Medical and allied health practices and hospitals are all captured by and bound to comply with the APPs.
In this case, the Commissioner was satisfied that the personal information held by the medical practice was not only ‘personal information’ but ‘sensitive information’ as defined by the Privacy Act. Use and disclosure of ‘sensitive information’ attracts higher scrutiny under the APPs.
The principles of particular relevance to this complaint were APP 6 and APP 11.

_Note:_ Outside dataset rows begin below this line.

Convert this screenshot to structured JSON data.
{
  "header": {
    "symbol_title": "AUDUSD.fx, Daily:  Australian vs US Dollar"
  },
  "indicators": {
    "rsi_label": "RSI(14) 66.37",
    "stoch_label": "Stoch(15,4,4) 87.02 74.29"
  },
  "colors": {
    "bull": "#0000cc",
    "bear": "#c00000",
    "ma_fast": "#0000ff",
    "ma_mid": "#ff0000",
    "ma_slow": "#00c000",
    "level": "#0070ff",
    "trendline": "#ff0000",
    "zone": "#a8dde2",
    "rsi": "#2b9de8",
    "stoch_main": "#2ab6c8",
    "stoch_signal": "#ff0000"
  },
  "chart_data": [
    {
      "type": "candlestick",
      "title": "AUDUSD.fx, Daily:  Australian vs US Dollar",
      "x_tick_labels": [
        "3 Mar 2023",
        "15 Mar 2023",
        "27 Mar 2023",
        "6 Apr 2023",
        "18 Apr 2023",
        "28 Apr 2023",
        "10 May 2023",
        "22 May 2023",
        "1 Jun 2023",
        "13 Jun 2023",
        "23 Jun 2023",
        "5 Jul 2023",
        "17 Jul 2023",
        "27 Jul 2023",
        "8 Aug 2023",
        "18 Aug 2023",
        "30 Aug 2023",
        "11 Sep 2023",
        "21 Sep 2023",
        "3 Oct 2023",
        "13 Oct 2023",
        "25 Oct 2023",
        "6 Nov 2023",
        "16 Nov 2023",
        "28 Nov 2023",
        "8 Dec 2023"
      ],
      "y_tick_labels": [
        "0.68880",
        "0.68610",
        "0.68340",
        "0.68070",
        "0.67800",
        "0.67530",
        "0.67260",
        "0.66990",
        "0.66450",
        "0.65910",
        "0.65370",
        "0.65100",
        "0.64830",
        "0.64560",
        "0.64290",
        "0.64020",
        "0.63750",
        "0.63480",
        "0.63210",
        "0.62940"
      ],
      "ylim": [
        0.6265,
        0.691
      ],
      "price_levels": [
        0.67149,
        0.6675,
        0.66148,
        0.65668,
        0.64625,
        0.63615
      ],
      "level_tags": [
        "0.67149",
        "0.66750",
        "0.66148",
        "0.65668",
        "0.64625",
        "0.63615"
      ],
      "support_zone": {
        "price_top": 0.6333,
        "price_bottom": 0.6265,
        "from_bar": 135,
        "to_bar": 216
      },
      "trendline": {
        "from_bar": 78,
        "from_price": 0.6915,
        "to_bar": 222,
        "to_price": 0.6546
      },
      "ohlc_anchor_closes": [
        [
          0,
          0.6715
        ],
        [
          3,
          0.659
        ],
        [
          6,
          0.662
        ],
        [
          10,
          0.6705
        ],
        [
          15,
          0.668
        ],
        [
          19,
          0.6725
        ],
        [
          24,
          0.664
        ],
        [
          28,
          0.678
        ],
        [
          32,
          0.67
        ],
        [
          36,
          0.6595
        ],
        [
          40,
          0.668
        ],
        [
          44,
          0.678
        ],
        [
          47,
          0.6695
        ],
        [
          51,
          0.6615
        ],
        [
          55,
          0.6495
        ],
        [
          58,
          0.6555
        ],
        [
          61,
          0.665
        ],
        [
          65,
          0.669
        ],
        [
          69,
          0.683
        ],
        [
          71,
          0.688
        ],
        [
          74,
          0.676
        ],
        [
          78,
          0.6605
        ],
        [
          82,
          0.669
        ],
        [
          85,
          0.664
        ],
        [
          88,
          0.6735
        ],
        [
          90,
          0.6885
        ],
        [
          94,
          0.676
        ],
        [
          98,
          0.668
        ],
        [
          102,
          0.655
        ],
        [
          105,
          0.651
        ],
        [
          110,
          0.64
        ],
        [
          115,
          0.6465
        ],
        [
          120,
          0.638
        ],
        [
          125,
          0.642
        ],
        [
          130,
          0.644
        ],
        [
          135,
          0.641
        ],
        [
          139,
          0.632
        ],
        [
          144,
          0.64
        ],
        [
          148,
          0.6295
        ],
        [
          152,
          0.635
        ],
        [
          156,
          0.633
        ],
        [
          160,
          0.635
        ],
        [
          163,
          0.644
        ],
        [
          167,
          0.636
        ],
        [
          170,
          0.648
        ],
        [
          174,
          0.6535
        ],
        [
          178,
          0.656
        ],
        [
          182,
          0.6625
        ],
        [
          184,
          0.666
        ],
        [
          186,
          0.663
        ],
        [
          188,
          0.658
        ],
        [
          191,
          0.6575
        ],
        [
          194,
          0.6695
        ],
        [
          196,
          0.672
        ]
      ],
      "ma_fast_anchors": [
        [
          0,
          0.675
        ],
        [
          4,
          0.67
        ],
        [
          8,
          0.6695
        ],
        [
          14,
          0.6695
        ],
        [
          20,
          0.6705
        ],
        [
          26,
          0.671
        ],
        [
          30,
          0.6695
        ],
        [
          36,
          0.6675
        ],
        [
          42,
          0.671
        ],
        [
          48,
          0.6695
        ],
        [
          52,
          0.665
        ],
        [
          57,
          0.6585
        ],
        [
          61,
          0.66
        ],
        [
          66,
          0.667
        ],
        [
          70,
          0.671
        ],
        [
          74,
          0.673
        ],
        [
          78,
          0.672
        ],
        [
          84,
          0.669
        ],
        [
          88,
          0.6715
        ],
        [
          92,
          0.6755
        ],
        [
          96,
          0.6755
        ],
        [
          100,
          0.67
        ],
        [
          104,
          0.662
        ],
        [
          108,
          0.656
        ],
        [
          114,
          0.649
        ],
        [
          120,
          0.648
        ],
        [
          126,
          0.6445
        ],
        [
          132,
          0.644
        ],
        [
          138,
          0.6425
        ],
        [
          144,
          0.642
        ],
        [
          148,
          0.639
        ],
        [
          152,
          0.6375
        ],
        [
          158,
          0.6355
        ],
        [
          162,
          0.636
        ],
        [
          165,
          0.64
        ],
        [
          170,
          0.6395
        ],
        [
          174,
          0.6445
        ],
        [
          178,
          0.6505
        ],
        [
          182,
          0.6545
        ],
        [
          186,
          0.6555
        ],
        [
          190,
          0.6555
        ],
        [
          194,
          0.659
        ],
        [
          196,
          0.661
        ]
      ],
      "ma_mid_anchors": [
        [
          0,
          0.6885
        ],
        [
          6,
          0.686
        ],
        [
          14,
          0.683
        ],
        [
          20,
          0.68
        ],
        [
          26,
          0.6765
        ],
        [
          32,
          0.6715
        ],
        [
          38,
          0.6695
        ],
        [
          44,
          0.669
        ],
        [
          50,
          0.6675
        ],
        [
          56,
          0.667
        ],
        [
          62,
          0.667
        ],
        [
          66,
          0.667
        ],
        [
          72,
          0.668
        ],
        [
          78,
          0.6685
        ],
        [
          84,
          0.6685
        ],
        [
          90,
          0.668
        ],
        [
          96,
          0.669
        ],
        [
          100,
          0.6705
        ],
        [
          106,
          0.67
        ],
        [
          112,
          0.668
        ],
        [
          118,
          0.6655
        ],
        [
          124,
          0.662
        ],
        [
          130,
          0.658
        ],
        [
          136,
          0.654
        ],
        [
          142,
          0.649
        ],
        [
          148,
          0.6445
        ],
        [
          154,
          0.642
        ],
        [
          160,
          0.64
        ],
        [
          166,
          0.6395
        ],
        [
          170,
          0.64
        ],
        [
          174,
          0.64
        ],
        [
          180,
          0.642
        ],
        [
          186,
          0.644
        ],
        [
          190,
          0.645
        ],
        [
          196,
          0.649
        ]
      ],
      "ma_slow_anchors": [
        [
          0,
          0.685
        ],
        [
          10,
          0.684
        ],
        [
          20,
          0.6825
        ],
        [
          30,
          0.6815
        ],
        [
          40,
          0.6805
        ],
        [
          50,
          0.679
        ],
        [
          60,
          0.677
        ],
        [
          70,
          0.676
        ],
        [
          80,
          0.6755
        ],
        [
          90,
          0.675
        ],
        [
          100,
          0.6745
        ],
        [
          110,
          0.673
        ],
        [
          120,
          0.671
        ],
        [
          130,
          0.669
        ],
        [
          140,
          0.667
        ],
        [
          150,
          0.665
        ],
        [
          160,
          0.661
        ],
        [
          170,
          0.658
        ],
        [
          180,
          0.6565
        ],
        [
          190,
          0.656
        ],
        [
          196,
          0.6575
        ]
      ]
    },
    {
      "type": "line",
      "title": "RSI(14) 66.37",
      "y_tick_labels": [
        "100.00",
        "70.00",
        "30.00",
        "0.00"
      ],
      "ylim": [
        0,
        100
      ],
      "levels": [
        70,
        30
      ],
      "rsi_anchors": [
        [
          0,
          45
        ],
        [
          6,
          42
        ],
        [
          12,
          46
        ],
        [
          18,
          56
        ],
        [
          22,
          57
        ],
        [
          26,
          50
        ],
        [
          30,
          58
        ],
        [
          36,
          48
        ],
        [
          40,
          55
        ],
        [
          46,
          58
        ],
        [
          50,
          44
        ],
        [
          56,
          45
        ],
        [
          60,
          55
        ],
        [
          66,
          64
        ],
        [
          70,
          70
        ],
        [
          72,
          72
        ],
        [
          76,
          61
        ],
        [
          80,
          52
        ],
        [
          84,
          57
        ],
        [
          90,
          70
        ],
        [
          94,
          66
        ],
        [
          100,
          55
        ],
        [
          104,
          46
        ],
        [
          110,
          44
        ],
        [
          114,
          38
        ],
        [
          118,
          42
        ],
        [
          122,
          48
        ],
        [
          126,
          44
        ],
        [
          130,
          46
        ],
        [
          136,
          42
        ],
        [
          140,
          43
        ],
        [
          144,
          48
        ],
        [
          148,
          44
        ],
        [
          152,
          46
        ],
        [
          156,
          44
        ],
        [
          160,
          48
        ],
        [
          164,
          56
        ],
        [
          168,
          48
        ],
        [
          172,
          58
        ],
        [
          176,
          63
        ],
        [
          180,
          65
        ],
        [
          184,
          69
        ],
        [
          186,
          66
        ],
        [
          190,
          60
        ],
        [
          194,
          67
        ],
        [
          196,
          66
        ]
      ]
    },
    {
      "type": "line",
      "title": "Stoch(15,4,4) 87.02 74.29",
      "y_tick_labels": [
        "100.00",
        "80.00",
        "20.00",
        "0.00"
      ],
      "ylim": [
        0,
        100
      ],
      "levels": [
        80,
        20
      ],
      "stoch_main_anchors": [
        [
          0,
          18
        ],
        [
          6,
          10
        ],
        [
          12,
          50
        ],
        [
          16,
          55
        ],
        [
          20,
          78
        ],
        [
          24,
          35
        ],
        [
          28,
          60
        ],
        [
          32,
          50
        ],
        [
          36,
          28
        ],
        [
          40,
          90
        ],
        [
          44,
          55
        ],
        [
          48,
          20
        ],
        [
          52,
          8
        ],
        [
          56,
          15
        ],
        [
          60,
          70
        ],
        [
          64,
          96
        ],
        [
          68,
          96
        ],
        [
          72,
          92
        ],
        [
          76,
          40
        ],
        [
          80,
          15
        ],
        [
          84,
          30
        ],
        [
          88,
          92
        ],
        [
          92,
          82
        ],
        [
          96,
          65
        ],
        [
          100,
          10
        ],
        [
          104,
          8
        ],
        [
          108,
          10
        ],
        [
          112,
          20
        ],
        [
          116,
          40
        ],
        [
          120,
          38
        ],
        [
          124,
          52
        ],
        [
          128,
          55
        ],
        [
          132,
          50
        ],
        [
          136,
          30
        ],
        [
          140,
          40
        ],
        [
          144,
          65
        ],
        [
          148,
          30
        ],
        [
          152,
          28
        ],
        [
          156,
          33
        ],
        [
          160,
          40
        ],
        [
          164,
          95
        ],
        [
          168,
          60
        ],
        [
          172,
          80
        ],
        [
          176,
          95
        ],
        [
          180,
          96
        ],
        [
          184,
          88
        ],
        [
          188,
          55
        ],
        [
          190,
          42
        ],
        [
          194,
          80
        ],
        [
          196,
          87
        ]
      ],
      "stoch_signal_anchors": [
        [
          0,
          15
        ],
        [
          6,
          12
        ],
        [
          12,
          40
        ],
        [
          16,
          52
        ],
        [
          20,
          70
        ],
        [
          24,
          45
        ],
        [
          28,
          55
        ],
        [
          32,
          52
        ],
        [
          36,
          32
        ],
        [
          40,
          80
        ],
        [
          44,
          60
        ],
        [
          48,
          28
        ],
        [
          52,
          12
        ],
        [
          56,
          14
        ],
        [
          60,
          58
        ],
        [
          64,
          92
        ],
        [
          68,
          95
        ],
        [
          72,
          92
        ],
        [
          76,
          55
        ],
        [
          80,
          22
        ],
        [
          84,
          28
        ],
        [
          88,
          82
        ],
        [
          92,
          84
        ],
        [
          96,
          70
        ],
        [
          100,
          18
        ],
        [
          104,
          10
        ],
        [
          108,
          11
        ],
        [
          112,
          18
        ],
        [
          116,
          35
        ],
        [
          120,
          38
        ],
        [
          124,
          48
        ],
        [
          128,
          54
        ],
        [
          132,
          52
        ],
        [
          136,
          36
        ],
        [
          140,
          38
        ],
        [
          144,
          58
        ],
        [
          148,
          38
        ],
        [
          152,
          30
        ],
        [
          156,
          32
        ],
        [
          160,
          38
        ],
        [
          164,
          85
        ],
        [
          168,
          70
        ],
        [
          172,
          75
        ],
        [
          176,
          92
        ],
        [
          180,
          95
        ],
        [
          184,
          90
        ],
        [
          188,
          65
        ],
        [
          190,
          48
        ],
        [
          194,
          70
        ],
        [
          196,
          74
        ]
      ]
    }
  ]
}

APP 6 requires that where an entity holds sensitive information that was collected for a particular purpose, it must not use or disclose the information for a secondary purpose.
APP 11 requires an entity to takes such steps as are reasonable in the circumstances to protect personal information that it holds from, among other things, unauthorised disclosure.
The Decision of the Information Commissioner
Breach of APPs
The Commissioner was satisfied that the medical practice had disclosed sensitive information pertaining to both the first and second complainant to the unknown owner of the incorrect email address. This disclosure was in breach of APP 6.
The Commissioner was also satisfied, in the absence of any evidence from the medical practice as to what measures had been taken prior to the error to protect the personal information that it holds from unauthorised disclosure, that APP 11 had been breached.
The complainants sought $250,000 in compensation. Reports from treating psychologists were provided to the Commissioner in support of the claims.
In coming to a decision on the compensation to be awarded the Commissioner considered:
‘the nature of the information, being sensitive medical information, the fact that the disclosure was to a single third party who does not appear to have used the information in any way, the impact of the disclosures on each of the complainants, and the relevant case law.’
The present case was said to involve a ‘one-off occasion of disclosure to a single private email address’. On that basis it was distinguished from previous cases that have seen a high award of damages which involved ‘disclosure to the public at large over a sustained period of time’
The first complainant was awarded $10,000 for distress and psychological damage caused by the error. This distress was compounded by the fact the error resulted in a breakdown of the doctor patient relationship with his treating practitioner from the medical practice resulting in him being forced to find a new doctor. In addition, he was awarded $3,500 for the costs he had incurred and would incur in receiving treatment for this psychological damage.
The second complainant was awarded $3,000 for his distress and psychological damage. The medical practice had already funded his psychological treatment and no further award for psychological treatment was made.
Take Home Message
As this decision demonstrates, a simple error of mis-typing an email address can be enough give rise to a breach of the APPs and an award of compensation against a medical practice.
You could help to protect your organisation from complaints and awards of compensation under the APP by taking reasonable steps to ensure that your patients’ personal information is protected from unauthorised disclosure. These might include:
- Enforcing strict guidelines for the use of email communication with patients which dictate avoidance of email communication where possible.
- Privacy training for practice staff (both clinical and administrative).
- A compulsory two-step authentication process for the email of personal or sensitive information.
If you become aware that a breach has occurred, act promptly to address the breach and reassure the patient that you are taking steps to do so. Not only could prompt redress limit the scope of unintended disclosure and use of the patients personal information, it could also minimise the distress suffered by the patient and be taken into account as a mitigating factor when compensation is being assessed.